|
|
Analyse quantitative de la morphogenèse - Biologie intégrative végétale
Vous êtes-vous déjà demandé comment se fait-il qu’un zèbre ait des rayures ? Ou encore comment, à partir de quelques cellules, une plante ou un animal acquiert sa forme bien particulière ? Lorsqu’un organisme croît, différents gènes sont exprimés dans différents endroits, ce qui affecte le développement. Mais comment ? Qu’est-ce qui contrôle la forme d’un organisme en développement ? Comment les changements de forme et de taille d’un organisme en croissance affectent-ils les domaines d’expression des gènes dans l’espace et le temps ?
Les progrès récents en biologie moléculaire, imagerie en 2 et 3 dimensions, et technologie informatique permettent à présent d’étudier ces questions.
Dans notre laboratoire, nous utilisons une combinaison de travail expérimental (e.g. microscopie à fluorescence), outils informatiques (e.g. traitement d’image) et modélisation pour étudier les mécanismes de la morphogenèse.

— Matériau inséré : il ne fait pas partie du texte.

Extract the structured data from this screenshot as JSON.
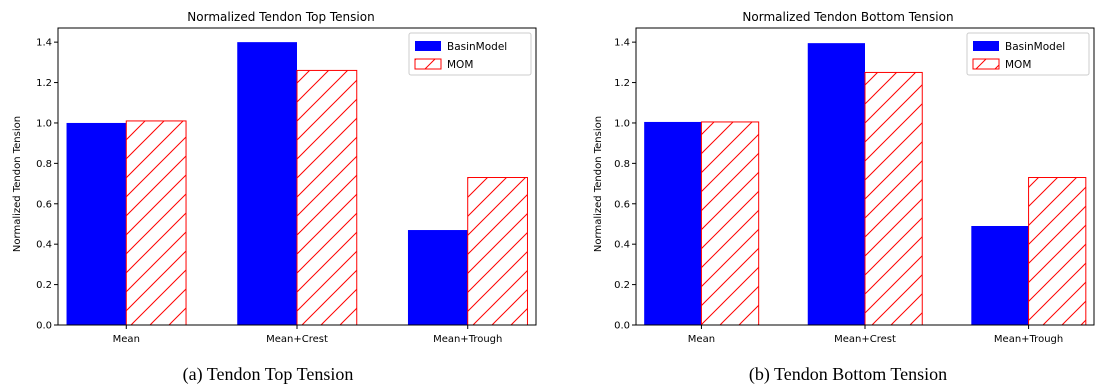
{
  "chart_data": [
    {
      "type": "bar",
      "title": "Normalized Tendon Top Tension",
      "caption": "(a) Tendon Top Tension",
      "xlabel": "",
      "ylabel": "Normalized Tendon Tension",
      "categories": [
        "Mean",
        "Mean+Crest",
        "Mean+Trough"
      ],
      "ylim": [
        0,
        1.47
      ],
      "yticks": [
        "0.0",
        "0.2",
        "0.4",
        "0.6",
        "0.8",
        "1.0",
        "1.2",
        "1.4"
      ],
      "legend_position": "top-right",
      "series": [
        {
          "name": "BasinModel",
          "values": [
            1.0,
            1.4,
            0.47
          ],
          "color": "#0000ff",
          "style": "solid"
        },
        {
          "name": "MOM",
          "values": [
            1.01,
            1.26,
            0.73
          ],
          "color": "#ff0000",
          "style": "hatched"
        }
      ]
    },
    {
      "type": "bar",
      "title": "Normalized Tendon Bottom Tension",
      "caption": "(b) Tendon Bottom Tension",
      "xlabel": "",
      "ylabel": "Normalized Tendon Tension",
      "categories": [
        "Mean",
        "Mean+Crest",
        "Mean+Trough"
      ],
      "ylim": [
        0,
        1.47
      ],
      "yticks": [
        "0.0",
        "0.2",
        "0.4",
        "0.6",
        "0.8",
        "1.0",
        "1.2",
        "1.4"
      ],
      "legend_position": "top-right",
      "series": [
        {
          "name": "BasinModel",
          "values": [
            1.005,
            1.395,
            0.49
          ],
          "color": "#0000ff",
          "style": "solid"
        },
        {
          "name": "MOM",
          "values": [
            1.005,
            1.25,
            0.73
          ],
          "color": "#ff0000",
          "style": "hatched"
        }
      ]
    }
  ]
}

Nous sommes actuellement plus particulièrement intéressés par la morphogenèse des plantes, et utilisons les feuilles et les cultures de cellules in vitro comme modèles pour étudier la formation de motifs dans les organes en croissance.

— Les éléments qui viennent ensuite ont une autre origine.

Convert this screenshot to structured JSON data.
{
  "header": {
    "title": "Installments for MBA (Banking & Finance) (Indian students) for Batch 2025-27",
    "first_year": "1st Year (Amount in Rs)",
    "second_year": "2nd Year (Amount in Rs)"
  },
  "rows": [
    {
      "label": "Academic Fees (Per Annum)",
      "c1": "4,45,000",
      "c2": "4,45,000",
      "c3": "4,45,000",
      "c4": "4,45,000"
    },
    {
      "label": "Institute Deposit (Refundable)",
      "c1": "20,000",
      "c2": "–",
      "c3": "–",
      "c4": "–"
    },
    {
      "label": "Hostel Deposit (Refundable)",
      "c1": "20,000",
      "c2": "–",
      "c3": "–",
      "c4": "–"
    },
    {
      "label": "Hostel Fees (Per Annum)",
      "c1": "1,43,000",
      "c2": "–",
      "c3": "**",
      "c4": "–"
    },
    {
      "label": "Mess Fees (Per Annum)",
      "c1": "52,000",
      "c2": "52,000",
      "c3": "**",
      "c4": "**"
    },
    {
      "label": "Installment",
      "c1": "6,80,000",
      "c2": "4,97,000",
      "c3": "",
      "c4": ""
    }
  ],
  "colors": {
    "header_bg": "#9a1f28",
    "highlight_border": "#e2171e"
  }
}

Intérêts de recherche actuels: 1) Formation de la nervation des feuilles en croissance
Nous nous intéressons plus particulièrement à comprendre comment la formation de motifs (que ce soit les patrons d’expression des gènes, ou des structures visuellement identifiables telles que la nervation foliaire) interagit avec la croissance et la forme (Fig. 1). Les feuilles sont un bon système pour étudier ce type d’interactions car la formation des motifs de nervation et la croissance sont deux processus intimement reliés. D’autre part des données moléculaires sur la formation de la nervation foliaire sont disponibles, et plusieurs modèles théoriques ont été proposés pour expliquer la formation des motifs de nervation observés dans la nature.

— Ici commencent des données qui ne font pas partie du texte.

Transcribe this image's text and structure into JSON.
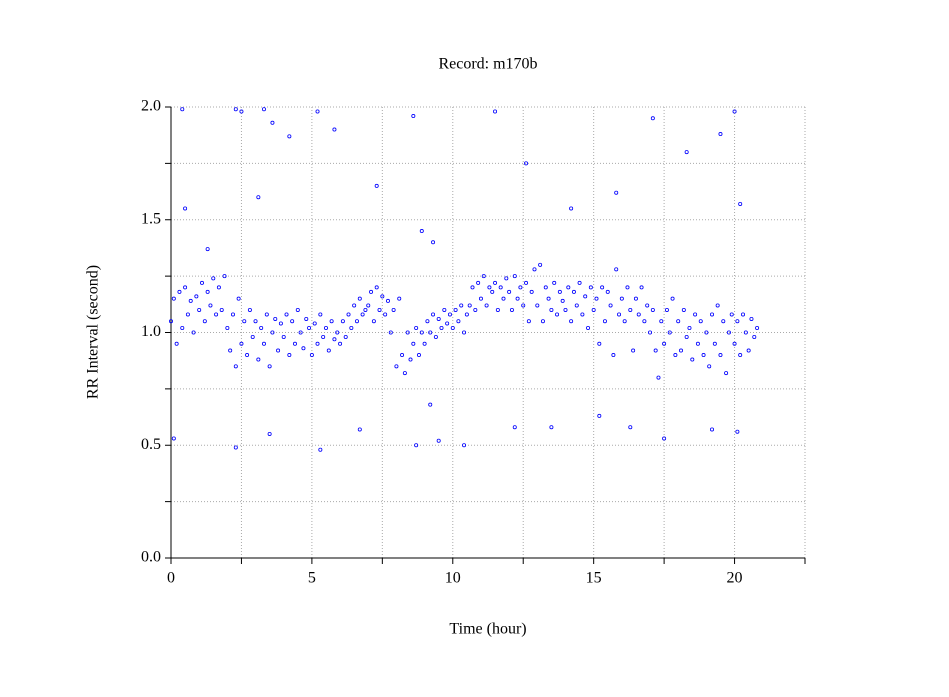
{
  "chart_data": {
    "type": "scatter",
    "title": "Record:  m170b",
    "x_label": "Time (hour)",
    "y_label": "RR Interval (second)",
    "color": "#0000ff",
    "grid": true,
    "xlim": [
      0,
      22.5
    ],
    "ylim": [
      0,
      2
    ],
    "xticks": [
      0,
      5,
      10,
      15,
      20
    ],
    "xminorticks": [
      2.5,
      7.5,
      12.5,
      17.5,
      22.5
    ],
    "yticks": [
      {
        "value": 0,
        "label": "0.0"
      },
      {
        "value": 0.5,
        "label": "0.5"
      },
      {
        "value": 1,
        "label": "1.0"
      },
      {
        "value": 1.5,
        "label": "1.5"
      },
      {
        "value": 2,
        "label": "2.0"
      }
    ],
    "yminorticks": [
      0.25,
      0.75,
      1.25,
      1.75
    ],
    "x": [
      0,
      0.1,
      0.2,
      0.3,
      0.4,
      0.5,
      0.6,
      0.7,
      0.8,
      0.9,
      1,
      1.1,
      1.2,
      1.3,
      1.4,
      1.5,
      1.6,
      1.7,
      1.8,
      1.9,
      2,
      2.1,
      2.2,
      2.3,
      2.4,
      2.5,
      2.6,
      2.7,
      2.8,
      2.9,
      3,
      3.1,
      3.2,
      3.3,
      3.4,
      3.5,
      3.6,
      3.7,
      3.8,
      3.9,
      4,
      4.1,
      4.2,
      4.3,
      4.4,
      4.5,
      4.6,
      4.7,
      4.8,
      4.9,
      5,
      5.1,
      5.2,
      5.3,
      5.4,
      5.5,
      5.6,
      5.7,
      5.8,
      5.9,
      6,
      6.1,
      6.2,
      6.3,
      6.4,
      6.5,
      6.6,
      6.7,
      6.8,
      6.9,
      7,
      7.1,
      7.2,
      7.3,
      7.4,
      7.5,
      7.6,
      7.7,
      7.8,
      7.9,
      8,
      8.1,
      8.2,
      8.3,
      8.4,
      8.5,
      8.6,
      8.7,
      8.8,
      8.9,
      9,
      9.1,
      9.2,
      9.3,
      9.4,
      9.5,
      9.6,
      9.7,
      9.8,
      9.9,
      10,
      10.1,
      10.2,
      10.3,
      10.4,
      10.5,
      10.6,
      10.7,
      10.8,
      10.9,
      11,
      11.1,
      11.2,
      11.3,
      11.4,
      11.5,
      11.6,
      11.7,
      11.8,
      11.9,
      12,
      12.1,
      12.2,
      12.3,
      12.4,
      12.5,
      12.6,
      12.7,
      12.8,
      12.9,
      13,
      13.1,
      13.2,
      13.3,
      13.4,
      13.5,
      13.6,
      13.7,
      13.8,
      13.9,
      14,
      14.1,
      14.2,
      14.3,
      14.4,
      14.5,
      14.6,
      14.7,
      14.8,
      14.9,
      15,
      15.1,
      15.2,
      15.3,
      15.4,
      15.5,
      15.6,
      15.7,
      15.8,
      15.9,
      16,
      16.1,
      16.2,
      16.3,
      16.4,
      16.5,
      16.6,
      16.7,
      16.8,
      16.9,
      17,
      17.1,
      17.2,
      17.3,
      17.4,
      17.5,
      17.6,
      17.7,
      17.8,
      17.9,
      18,
      18.1,
      18.2,
      18.3,
      18.4,
      18.5,
      18.6,
      18.7,
      18.8,
      18.9,
      19,
      19.1,
      19.2,
      19.3,
      19.4,
      19.5,
      19.6,
      19.7,
      19.8,
      19.9,
      20,
      20.1,
      20.2,
      20.3,
      20.4,
      20.5,
      20.6,
      20.7,
      20.8,
      0.4,
      0.5,
      1.3,
      2.3,
      2.5,
      3.3,
      3.6,
      4.2,
      5.2,
      5.8,
      3.1,
      7.3,
      8.6,
      8.9,
      9.3,
      11.5,
      12.6,
      14.2,
      15.8,
      17.1,
      18.3,
      19.5,
      20,
      20.2,
      0.1,
      2.3,
      3.5,
      5.3,
      6.7,
      8.7,
      9.5,
      10.4,
      12.2,
      13.5,
      15.2,
      16.3,
      17.5,
      19.2,
      20.1,
      9.2
    ],
    "values": [
      1.05,
      1.15,
      0.95,
      1.18,
      1.02,
      1.2,
      1.08,
      1.14,
      1,
      1.16,
      1.1,
      1.22,
      1.05,
      1.18,
      1.12,
      1.24,
      1.08,
      1.2,
      1.1,
      1.25,
      1.02,
      0.92,
      1.08,
      0.85,
      1.15,
      0.95,
      1.05,
      0.9,
      1.1,
      0.98,
      1.05,
      0.88,
      1.02,
      0.95,
      1.08,
      0.85,
      1,
      1.06,
      0.92,
      1.04,
      0.98,
      1.08,
      0.9,
      1.05,
      0.95,
      1.1,
      1,
      0.93,
      1.06,
      1.02,
      0.9,
      1.04,
      0.95,
      1.08,
      0.98,
      1.02,
      0.92,
      1.05,
      0.97,
      1,
      0.95,
      1.05,
      0.98,
      1.08,
      1.02,
      1.12,
      1.05,
      1.15,
      1.08,
      1.1,
      1.12,
      1.18,
      1.05,
      1.2,
      1.1,
      1.16,
      1.08,
      1.14,
      1,
      1.1,
      0.85,
      1.15,
      0.9,
      0.82,
      1,
      0.88,
      0.95,
      1.02,
      0.9,
      1,
      0.95,
      1.05,
      1,
      1.08,
      0.98,
      1.06,
      1.02,
      1.1,
      1.04,
      1.08,
      1.02,
      1.1,
      1.05,
      1.12,
      1,
      1.08,
      1.12,
      1.2,
      1.1,
      1.22,
      1.15,
      1.25,
      1.12,
      1.2,
      1.18,
      1.22,
      1.1,
      1.2,
      1.15,
      1.24,
      1.18,
      1.1,
      1.25,
      1.15,
      1.2,
      1.12,
      1.22,
      1.05,
      1.18,
      1.28,
      1.12,
      1.3,
      1.05,
      1.2,
      1.15,
      1.1,
      1.22,
      1.08,
      1.18,
      1.14,
      1.1,
      1.2,
      1.05,
      1.18,
      1.12,
      1.22,
      1.08,
      1.16,
      1.02,
      1.2,
      1.1,
      1.15,
      0.95,
      1.2,
      1.05,
      1.18,
      1.12,
      0.9,
      1.28,
      1.08,
      1.15,
      1.05,
      1.2,
      1.1,
      0.92,
      1.15,
      1.08,
      1.2,
      1.05,
      1.12,
      1,
      1.1,
      0.92,
      0.8,
      1.05,
      0.95,
      1.1,
      1,
      1.15,
      0.9,
      1.05,
      0.92,
      1.1,
      0.98,
      1.02,
      0.88,
      1.08,
      0.95,
      1.05,
      0.9,
      1,
      0.85,
      1.08,
      0.95,
      1.12,
      0.9,
      1.05,
      0.82,
      1,
      1.08,
      0.95,
      1.05,
      0.9,
      1.08,
      1,
      0.92,
      1.06,
      0.98,
      1.02,
      1.99,
      1.55,
      1.37,
      1.99,
      1.98,
      1.99,
      1.93,
      1.87,
      1.98,
      1.9,
      1.6,
      1.65,
      1.96,
      1.45,
      1.4,
      1.98,
      1.75,
      1.55,
      1.62,
      1.95,
      1.8,
      1.88,
      1.98,
      1.57,
      0.53,
      0.49,
      0.55,
      0.48,
      0.57,
      0.5,
      0.52,
      0.5,
      0.58,
      0.58,
      0.63,
      0.58,
      0.53,
      0.57,
      0.56,
      0.68
    ]
  }
}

Notre objectif est de combler le fossé existant entre les modèles théoriques et les données expérimentales en caractérisant la formation des motifs de nervation foliaire de façon quantitative à l’aide de logiciels développés dans le laboratoire (Fig. 2). Nous développons aussi des méthodes pour caractériser la croissance in vivo aux stades où la nervation se forme, afin d’explorer le lien entre formation du motif de nervation et croissance foliaire.
 |
 |
| Figure 1. Interactions entre expression génétique et formation de motifs, croissance, taille et forme. |
Figure 2. Exemple de paramètres de nervation extraits à l'aide de nos logiciels (Le code de couleur met en évidence les différences d'aires des réticulations - Aires les plus petites en bleu, aires les plus grandes en jaune). Première feuille de rosette d'Arabidopsis thaliana 14 jours après germination (culture en serre). |
Intérêts de recherche actuels: 2) Morphogenèse des cellules in vitro
 |
Nous étudions les mécanismes impliqués dans la croissance et la mise en place de motifs chez les cellules isolées (culture in vitro), afin de complémenter les études menées à l'échelle de la feuille. Nous étudions les facteurs affectant la croissance et la forme des cellules. Par exemple, la phytohormone auxine favorise l'élongation cellulaire (Fig. 3). Nous testons les effets de divers régulateurs de croissance sur la croissance et la forme des cellules à l'aide de logiciels développés au laboratoire. |
| Figure 3. Cellule de Nicotiana tabacum. |
Textes généraux:
Rolland-Lagan A.-G. (2008) Vein patterning in growing leaves: axes and polarities. Curr. Opin. Genet. Dev. 18:348-353.
Prusinkiewicz P. and Rolland-Lagan A.-G. (2006) Modeling plant morphogenesis. Curr. Opin. Plant Biol. 9: 83-88.
Arthur, W. (2006) D’Arcy Thompson and the theory of transformations. Nature Reviews Genetics 7: 401-406.
Coen, E., Rolland-Lagan, A.-G., Matthews, M., Bangham, A. and Prusinkiewicz, P. (2004) The genetics of geometry. Proc. Natl. Acad. Sci. U.S.A. 101:4728-4735.
Hallé, F. (2004) Éloge de la plante. Editions du Seuil, Collection Points Sciences. 347pp.
Berleth, T. (2000) Plant development: Hidden networks. Current Biology 10: R658-R661.
Ball, P. (1999) The self-made tapestry: pattern formation in Nature. Oxford University Press. 312pp.